Rede Ina Korter: Schwimmfähigkeit an Grundschulen fördern und kontrollieren
Anrede,
der Antrag der SPD fordert vom Kultusminister, dass er endlich das tut, was seine Aufgabe ist, nämlich
sich 1. Kenntnis zu verschaffen, wie es um die Situation des Schwimmunterrichts und die Schwimmfähigkeit der niedersächsischen Schülerinnen und Schüler bestellt ist und dem Landtag darüber zu berichten
und 2. dafür zu sorgen, dass die vom Land zu erfüllenden Voraussetzungen geschaffen werden, damit die Ziele des Schwimmunterrichts in der Grundschule, nämlich die Erfüllung der Anforderungen für das Schwimmabzeichen in Bronze am Ende der Klasse 4 möglichst von allen erreicht werden können.
Anrede,
bereits am 1.11.2005 habe ich im Zusammenhang mit dem Fitnesstest des Kultusministers eine Anfrage an die Landesregierung gestellt.
Darin wollte ich auch wissen, wie es um den Schwimmunterricht an den Schulen bestellt ist.
Aber derselbe Kultusminister, der allenthalben die mangelnde Fitness der Schülerinnen und Schüler beklagt hatte, konnte darüber keine Angaben machen.
Das nenn ich mal glaubwürdige Politik, Herr Busemann:
Erst schaffen Sie die dritte Sportstunde in der Grundschule ab, während andernorts bereits Modelle der täglichen Sportstunde angeschoben werden.

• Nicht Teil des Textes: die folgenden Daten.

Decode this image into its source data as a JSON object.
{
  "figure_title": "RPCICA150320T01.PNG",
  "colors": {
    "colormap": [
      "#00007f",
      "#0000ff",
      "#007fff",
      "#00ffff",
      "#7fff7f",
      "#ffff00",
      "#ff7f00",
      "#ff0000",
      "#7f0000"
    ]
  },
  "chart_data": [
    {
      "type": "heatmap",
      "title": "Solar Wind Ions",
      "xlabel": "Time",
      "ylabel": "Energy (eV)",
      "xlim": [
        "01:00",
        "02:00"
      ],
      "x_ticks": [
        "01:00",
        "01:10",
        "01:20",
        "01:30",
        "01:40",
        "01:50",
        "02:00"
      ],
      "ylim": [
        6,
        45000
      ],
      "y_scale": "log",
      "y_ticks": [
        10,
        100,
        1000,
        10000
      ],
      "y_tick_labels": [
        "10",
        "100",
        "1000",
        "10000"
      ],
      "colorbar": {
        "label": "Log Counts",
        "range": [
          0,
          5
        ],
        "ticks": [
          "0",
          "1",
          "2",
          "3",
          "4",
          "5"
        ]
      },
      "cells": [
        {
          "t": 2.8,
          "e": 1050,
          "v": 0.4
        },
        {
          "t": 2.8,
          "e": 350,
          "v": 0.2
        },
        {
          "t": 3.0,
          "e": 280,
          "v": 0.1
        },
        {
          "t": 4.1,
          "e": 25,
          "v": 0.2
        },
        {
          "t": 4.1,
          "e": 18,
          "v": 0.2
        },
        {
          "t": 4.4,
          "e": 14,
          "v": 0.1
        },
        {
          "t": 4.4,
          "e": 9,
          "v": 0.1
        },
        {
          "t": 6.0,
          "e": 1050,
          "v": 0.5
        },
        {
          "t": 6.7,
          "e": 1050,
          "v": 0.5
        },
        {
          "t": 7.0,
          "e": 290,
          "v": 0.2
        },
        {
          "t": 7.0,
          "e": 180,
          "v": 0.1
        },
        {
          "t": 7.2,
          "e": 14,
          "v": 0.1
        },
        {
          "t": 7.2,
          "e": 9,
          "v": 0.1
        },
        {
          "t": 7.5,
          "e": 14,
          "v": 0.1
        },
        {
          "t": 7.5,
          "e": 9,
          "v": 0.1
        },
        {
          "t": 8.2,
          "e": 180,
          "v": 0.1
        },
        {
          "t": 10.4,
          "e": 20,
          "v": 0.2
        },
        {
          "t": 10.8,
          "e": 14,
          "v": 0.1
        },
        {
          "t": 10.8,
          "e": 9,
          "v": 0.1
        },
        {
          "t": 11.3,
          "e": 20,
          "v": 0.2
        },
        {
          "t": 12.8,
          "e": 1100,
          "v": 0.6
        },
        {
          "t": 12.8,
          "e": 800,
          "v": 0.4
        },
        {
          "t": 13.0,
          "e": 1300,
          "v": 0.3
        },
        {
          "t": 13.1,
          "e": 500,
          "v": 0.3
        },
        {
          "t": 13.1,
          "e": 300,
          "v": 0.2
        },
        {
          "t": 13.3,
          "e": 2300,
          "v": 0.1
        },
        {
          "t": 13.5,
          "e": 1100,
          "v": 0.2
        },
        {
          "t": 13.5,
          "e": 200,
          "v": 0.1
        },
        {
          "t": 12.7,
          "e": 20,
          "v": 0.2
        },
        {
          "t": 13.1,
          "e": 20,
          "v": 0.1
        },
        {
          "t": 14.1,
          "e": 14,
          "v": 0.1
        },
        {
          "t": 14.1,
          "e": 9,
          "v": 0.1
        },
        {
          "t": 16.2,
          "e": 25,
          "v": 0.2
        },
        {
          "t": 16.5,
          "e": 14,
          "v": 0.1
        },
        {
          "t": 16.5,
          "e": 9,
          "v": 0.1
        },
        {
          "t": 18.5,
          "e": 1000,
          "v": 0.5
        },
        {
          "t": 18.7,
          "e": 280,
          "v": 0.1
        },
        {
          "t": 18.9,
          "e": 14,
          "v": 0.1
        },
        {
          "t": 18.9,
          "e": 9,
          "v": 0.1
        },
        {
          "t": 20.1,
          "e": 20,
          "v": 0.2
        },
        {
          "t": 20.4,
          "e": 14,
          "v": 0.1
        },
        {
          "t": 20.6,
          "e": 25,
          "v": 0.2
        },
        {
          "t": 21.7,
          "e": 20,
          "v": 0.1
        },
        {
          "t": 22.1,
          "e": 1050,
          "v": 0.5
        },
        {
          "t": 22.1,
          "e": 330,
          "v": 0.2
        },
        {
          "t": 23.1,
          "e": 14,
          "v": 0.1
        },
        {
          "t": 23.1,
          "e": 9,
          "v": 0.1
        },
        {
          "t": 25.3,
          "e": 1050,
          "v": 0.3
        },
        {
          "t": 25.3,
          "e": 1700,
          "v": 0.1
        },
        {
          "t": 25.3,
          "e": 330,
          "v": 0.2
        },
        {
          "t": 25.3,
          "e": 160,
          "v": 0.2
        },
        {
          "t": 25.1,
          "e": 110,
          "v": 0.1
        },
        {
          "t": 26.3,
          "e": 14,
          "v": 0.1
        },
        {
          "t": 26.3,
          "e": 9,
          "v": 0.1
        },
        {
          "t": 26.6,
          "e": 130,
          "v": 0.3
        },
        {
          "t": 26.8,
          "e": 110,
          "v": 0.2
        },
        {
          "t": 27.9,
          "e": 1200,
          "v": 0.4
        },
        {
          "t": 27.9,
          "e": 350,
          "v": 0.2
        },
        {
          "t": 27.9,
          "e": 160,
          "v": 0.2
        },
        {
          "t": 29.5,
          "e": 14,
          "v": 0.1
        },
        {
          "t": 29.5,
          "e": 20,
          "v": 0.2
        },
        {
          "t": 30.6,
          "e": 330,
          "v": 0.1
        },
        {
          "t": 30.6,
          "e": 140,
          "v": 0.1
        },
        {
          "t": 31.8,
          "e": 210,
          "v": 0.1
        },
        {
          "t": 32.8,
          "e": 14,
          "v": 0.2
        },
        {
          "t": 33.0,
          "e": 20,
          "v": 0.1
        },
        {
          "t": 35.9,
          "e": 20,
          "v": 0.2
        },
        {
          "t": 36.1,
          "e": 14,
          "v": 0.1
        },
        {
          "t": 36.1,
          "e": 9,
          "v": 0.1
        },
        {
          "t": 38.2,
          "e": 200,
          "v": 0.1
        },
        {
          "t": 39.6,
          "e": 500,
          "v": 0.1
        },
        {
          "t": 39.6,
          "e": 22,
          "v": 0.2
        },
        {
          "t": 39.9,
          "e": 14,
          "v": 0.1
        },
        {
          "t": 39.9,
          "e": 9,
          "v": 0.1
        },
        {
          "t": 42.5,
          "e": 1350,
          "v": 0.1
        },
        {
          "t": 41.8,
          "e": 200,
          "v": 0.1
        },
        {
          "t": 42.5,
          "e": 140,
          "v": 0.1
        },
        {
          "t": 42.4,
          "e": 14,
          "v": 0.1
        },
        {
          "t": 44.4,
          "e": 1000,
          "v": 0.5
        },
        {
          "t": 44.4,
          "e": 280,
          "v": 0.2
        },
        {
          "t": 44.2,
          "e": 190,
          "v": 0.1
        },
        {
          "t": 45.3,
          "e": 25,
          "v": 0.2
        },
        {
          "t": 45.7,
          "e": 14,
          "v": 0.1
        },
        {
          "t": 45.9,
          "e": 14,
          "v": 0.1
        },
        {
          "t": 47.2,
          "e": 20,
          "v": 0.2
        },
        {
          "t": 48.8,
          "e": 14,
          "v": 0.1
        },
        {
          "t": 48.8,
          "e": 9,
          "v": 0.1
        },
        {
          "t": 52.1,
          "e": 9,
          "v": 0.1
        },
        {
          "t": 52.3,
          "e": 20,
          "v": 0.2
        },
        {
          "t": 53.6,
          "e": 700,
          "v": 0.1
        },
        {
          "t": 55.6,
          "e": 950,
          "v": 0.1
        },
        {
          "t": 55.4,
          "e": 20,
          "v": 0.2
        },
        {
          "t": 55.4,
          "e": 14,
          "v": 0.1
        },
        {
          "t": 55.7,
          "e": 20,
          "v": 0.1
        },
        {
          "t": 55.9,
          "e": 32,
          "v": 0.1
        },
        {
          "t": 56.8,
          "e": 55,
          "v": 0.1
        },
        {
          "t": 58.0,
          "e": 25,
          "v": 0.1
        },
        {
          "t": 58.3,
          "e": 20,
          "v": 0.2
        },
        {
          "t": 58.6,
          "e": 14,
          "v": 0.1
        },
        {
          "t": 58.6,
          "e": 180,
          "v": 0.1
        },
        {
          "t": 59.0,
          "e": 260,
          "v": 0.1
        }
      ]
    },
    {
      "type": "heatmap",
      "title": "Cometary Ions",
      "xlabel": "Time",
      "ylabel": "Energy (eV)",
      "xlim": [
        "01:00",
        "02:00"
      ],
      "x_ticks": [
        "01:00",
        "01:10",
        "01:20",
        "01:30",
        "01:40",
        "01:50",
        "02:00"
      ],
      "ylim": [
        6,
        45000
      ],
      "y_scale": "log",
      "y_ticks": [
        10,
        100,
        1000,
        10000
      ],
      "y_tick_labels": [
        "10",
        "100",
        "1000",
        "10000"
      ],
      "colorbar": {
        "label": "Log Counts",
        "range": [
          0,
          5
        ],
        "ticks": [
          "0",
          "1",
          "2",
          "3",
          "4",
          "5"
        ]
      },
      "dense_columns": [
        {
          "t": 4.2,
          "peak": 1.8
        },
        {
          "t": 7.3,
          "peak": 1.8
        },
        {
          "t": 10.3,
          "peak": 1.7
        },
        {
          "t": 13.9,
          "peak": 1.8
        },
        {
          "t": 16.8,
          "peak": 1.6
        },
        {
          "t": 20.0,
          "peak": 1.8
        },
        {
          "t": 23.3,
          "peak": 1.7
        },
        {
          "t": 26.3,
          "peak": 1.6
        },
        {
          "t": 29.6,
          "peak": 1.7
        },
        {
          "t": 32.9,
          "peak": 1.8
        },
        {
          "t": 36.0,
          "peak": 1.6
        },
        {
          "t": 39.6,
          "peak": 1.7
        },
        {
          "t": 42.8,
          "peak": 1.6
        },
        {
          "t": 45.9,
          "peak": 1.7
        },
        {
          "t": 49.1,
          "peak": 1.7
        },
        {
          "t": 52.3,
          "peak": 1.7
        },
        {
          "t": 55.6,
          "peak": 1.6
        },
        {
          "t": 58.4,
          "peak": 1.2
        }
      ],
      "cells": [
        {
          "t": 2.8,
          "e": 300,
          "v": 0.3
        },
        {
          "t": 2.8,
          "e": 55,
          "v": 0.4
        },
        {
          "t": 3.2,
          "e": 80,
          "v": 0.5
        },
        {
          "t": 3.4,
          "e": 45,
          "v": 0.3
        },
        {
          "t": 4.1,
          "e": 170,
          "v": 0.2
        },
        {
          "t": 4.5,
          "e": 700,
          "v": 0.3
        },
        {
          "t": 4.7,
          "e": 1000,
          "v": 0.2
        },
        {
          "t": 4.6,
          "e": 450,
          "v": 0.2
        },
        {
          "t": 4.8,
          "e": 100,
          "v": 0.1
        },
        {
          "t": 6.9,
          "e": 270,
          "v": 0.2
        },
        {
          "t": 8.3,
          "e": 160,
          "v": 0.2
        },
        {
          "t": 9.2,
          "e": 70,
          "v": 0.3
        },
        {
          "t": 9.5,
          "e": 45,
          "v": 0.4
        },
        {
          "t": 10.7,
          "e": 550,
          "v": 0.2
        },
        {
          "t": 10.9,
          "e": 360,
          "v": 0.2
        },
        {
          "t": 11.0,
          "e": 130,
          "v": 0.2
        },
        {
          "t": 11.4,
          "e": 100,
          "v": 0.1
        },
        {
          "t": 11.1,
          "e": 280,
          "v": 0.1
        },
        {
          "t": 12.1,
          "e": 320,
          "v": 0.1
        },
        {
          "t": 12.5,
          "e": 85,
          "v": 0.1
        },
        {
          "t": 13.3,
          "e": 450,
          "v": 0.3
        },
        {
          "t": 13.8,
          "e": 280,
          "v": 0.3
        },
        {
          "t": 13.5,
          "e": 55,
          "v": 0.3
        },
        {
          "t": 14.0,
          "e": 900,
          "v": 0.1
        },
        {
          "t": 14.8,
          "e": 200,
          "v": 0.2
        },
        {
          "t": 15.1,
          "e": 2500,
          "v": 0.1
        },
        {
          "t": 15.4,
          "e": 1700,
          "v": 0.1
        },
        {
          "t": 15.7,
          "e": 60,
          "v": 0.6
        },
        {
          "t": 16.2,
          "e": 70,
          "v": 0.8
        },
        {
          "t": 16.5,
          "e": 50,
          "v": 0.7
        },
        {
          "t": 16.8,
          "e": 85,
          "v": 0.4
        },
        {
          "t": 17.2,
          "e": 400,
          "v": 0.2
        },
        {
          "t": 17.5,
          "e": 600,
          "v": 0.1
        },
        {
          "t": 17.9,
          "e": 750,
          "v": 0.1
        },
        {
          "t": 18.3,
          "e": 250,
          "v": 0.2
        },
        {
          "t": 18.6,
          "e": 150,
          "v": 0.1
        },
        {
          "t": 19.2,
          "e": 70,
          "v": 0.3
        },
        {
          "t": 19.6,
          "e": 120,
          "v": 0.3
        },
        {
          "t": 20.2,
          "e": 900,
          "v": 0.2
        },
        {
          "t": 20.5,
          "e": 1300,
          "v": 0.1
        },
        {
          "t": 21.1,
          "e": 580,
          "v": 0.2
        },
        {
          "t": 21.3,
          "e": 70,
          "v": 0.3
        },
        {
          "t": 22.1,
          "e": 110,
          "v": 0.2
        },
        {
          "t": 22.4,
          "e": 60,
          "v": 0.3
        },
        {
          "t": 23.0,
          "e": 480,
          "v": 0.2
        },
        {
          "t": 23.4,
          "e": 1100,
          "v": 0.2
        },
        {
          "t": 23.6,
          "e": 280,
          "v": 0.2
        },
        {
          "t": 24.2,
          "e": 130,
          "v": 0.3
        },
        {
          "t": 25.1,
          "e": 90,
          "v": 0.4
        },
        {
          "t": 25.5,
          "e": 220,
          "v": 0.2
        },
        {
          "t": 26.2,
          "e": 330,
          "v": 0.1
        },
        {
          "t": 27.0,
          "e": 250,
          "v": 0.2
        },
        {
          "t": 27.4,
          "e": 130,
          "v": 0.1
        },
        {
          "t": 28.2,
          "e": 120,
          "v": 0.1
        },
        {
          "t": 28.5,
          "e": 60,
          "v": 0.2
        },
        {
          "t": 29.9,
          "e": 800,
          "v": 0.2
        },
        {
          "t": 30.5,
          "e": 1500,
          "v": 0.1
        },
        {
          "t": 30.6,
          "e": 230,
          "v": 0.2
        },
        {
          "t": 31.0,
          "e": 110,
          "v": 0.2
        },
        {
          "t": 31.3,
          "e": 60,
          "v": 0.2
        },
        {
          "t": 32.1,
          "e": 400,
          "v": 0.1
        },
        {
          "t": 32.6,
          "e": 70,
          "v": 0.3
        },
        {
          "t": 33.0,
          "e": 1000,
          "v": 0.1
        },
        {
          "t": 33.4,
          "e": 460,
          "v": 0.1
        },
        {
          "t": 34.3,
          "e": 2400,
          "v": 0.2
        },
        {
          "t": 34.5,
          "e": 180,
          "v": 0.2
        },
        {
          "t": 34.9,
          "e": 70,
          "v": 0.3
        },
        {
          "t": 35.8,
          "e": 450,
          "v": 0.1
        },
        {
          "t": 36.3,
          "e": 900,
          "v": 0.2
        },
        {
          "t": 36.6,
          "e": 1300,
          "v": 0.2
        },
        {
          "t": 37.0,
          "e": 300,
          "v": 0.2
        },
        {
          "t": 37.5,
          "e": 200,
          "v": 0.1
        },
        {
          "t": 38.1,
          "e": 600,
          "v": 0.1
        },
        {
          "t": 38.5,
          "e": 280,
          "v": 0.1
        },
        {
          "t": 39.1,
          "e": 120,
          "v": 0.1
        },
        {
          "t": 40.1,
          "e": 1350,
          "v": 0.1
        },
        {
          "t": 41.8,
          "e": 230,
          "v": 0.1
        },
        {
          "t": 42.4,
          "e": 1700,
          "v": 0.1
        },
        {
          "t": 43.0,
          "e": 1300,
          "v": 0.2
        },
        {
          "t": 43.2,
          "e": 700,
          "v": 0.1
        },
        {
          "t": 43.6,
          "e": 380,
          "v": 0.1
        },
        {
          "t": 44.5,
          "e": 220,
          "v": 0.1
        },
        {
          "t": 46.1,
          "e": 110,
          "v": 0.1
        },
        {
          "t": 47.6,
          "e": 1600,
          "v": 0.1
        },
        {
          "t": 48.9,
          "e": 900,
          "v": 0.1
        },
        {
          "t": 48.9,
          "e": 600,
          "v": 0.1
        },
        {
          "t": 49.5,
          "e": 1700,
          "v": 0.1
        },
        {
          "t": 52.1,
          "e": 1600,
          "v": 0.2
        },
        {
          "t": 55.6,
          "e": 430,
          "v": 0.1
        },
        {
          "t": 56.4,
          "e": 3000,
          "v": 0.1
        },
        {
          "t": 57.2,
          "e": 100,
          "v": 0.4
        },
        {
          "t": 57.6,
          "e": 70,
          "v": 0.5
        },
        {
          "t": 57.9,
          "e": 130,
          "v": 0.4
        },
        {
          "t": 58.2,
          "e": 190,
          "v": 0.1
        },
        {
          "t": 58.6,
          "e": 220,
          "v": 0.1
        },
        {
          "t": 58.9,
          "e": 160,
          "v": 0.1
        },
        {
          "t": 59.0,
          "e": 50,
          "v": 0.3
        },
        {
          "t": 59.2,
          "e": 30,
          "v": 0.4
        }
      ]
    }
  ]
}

Dann klagen Sie über den selbst mit zu verantwortenden Bewegungsmangel und lassen mit einem fragwürdigen Fitnesstest mit Bohnensäckchenwerfen und Rumpfbeugen Defizite ermitteln.
Das soll bei den Schülerinnen und Schülern Motivation erzeugen.
Und bei alledem glänzen Sie durch eine beispiellose Ahnungslosigkeit über die Situation des Sport- und Schwimmunterrichts.
Sie wollen bezeichnenderweise auch gar nichts Genaues darüber wissen.
Wahrscheinlich nach dem Motto, wenn ich nichts weiß, brauche ich auch nicht zu handeln.
Herr Minister Busemann, die DLRG weist seit mehreren Jahren auf die mangelnde Schwimmfähigkeit der Kinder hin.
Angesichts der steigenden Zahl der Nichtschwimmerinnen und Nichtschwimmer bei den Schulkindern und der Zahl der tödlichen Badeunfälle hätten Sie längst aktiv werden müssen.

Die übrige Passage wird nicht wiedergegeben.